Pinocchio reprend vie à Saint-Maurice

Pinocchio tel que la plupart des Italiens le connaissent. À noter que les couleurs représentent le drapeau de l’Italie. David Trotta © PLANS CULTES


Le célèbre pantin de bois est mis à l’honneur de la nouvelle expo au Château de Saint-Maurice. Une belle occasion de redécouvrir Pinocchio, autrement qu’à travers le film d’animation de Walt Disney.

David Trotta

Un sculpteur, un criquet, une fée bleue et un morceau de bois. Mais pas n’importe lequel. Du genre à prendre forme humaine, jusqu’à devenir l’un des personnages les plus célèbres de la culture populaire.

C’est bien de Pinocchio qu’il s’agit. La marionnette issue de l’esprit du journaliste et écrivain Carlo Collodi à la fin du XIXe siècle. Car oui, Pinocchio, bien avant de connaître un énorme succès avec Walt Disney, est une série littéraire, publiée de 1881 à 1883 dans le « Giornale per i bambini » (journal pour les enfants). Et c’est bien ce que rappelle d’emblée l’exposition consacrée à la Pinocchio, à voir jusqu’au 15 novembre au Château de Saint-Maurice.

Place belle au visuel

Si la première partie de la visite est largement consacrée à la genèse de Pinocchio, histoire de (re)découvrir l’œuvre telle que créée par Collodi, la majorité de l’exposition fait en revanche la part belle aux représentations visuelles du personnage à travers le temps. Ainsi des nombreuses marionnettes, pantins ou sculptures. Un choix particulièrement intéressant quand on nous rappelle que Pinocchio, à ses débuts, était seulement une série littéraire, non illustrée donc.

Dans cette perspective, l’exposition prend davantage de profondeur encore avec la série de vingt-cinq portraits, dans une seule et même salle, réalisés par des artistes suisses. Parmi lesquels Ronald Curchod, qui signe aussi la sublime affiche de l’exposition, Isabelle Bühler ou encore le père de Titeuf, Zep.

Et au cinéma

Présenter Pinocchio, c’est aussi évidemment aborder la question du film d’animation de Walt Disney, sorti il y a huitante ans cette année, et à qui l’on doit probablement le succès populaire mondial du pantin de bois. Raison pour laquelle sans doute beaucoup des pièces à voir à Saint-Maurice sont issues de la représentation visuelle telle que créée par Disney. Finalement assez proche de Mickey, comme le montre bien l’exposition.

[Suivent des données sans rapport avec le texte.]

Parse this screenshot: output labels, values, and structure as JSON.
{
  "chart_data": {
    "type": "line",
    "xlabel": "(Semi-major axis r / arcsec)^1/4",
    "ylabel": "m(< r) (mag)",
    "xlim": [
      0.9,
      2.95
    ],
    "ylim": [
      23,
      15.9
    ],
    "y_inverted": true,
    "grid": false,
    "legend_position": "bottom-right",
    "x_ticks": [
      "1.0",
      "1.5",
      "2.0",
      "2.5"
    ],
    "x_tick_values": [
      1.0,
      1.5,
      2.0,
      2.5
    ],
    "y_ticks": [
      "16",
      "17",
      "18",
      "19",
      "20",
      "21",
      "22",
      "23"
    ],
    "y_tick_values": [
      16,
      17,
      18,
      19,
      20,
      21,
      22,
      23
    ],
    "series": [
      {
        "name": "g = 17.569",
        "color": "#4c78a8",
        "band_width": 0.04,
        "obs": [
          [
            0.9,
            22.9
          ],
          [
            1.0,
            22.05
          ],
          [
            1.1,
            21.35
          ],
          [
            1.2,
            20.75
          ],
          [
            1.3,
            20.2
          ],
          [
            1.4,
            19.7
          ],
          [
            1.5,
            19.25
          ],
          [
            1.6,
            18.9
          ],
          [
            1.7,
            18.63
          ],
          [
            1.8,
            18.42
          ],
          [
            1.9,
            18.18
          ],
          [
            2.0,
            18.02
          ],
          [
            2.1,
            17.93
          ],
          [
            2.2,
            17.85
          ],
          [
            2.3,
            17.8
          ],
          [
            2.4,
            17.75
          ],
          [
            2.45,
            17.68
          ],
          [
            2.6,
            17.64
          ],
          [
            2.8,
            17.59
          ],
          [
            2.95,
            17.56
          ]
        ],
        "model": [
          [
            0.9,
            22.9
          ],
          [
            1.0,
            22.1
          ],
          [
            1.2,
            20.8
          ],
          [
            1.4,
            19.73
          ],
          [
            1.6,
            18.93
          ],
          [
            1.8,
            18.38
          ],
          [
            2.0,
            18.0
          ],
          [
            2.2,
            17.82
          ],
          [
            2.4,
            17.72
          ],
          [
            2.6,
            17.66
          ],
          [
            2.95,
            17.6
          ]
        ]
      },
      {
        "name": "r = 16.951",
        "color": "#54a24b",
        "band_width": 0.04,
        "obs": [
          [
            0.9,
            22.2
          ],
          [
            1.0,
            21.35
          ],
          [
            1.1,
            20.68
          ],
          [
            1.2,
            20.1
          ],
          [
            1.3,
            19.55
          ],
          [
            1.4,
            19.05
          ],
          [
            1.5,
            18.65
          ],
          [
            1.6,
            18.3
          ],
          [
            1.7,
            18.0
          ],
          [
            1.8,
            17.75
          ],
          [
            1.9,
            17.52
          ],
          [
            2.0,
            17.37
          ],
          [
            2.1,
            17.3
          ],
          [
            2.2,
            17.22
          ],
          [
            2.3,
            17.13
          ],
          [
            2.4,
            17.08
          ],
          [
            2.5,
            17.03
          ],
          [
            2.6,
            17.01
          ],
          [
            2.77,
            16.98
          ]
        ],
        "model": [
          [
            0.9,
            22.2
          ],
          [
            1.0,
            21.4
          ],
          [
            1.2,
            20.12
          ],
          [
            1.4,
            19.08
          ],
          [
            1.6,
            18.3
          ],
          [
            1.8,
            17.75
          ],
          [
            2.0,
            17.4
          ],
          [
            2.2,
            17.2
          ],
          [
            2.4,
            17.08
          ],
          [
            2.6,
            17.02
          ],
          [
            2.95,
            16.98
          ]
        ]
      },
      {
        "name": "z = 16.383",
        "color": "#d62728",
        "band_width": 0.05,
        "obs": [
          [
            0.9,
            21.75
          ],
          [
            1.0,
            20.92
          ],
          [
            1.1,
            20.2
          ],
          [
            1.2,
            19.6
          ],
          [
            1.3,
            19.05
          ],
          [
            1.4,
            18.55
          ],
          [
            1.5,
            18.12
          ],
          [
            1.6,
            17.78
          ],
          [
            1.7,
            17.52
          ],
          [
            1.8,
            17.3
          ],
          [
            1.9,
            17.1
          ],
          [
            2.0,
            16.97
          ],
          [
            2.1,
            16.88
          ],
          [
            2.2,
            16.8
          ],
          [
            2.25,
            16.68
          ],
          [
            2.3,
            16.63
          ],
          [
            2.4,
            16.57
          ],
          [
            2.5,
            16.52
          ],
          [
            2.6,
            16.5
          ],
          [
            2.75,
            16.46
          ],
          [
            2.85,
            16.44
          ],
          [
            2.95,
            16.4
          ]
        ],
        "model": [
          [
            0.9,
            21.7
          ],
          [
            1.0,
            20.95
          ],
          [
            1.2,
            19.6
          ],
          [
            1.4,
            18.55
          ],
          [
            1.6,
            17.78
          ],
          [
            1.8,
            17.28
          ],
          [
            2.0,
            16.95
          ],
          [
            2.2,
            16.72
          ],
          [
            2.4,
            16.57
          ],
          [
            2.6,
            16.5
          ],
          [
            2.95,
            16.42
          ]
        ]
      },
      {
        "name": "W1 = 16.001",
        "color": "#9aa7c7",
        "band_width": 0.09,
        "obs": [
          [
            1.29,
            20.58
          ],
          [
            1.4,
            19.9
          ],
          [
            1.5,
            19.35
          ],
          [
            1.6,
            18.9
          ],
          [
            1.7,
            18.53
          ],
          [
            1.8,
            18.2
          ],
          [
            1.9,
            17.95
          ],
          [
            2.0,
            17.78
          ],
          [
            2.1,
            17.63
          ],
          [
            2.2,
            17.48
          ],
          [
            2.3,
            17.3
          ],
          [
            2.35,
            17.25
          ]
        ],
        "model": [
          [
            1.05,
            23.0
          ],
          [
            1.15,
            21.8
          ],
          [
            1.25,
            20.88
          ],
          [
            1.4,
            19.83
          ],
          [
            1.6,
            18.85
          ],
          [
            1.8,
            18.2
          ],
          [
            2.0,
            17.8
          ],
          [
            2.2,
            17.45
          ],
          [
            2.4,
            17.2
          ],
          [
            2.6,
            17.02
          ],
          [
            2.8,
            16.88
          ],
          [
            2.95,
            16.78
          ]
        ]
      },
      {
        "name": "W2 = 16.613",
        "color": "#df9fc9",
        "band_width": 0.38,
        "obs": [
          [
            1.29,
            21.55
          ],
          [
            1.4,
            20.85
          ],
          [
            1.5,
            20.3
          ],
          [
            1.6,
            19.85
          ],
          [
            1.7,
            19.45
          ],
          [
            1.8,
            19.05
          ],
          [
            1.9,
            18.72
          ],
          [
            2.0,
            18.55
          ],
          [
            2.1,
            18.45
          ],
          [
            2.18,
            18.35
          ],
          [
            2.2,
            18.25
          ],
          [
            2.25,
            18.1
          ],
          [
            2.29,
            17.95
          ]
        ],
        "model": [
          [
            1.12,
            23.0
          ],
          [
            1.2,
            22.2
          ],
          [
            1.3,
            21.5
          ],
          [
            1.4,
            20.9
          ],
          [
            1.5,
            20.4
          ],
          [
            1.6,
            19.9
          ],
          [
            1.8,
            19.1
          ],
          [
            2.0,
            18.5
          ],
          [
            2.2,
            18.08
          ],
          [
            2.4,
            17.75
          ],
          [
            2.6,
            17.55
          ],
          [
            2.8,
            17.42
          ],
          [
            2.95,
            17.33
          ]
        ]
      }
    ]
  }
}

Et c’est d’ailleurs là que l’exposition revêt un intérêt indéniable. Le contraste entre l’œuvre de Collodi et l’interprétation Disney. Parfois aussi gigantesque que la baleine avalant consécutivement Gepetto et Pinocchio. En-dehors peut-être de la caractéristique majeure de Pinocchio et de son nez qui s’allonge dès que la marionnette se met à mentir. Un fait entré dans le foyer de la plupart des familles comme menace lorsqu’un enfant tente de camoufler ses méfaits. Ainsi que dans la culture, souvent chez les caricaturistes et autres dessinateurs de presse qui n’hésitent pas à faire grandir les nez de leurs personnages. La plupart du temps des personnalités politiques. Preuve de l’impact de Pinocchio dans la culture populaire. Et très simplement dans la vie de tout un chacun.

Une exposition à conseiller à toutes et tous absolument. Aussi bien aux petits qu’aux grands.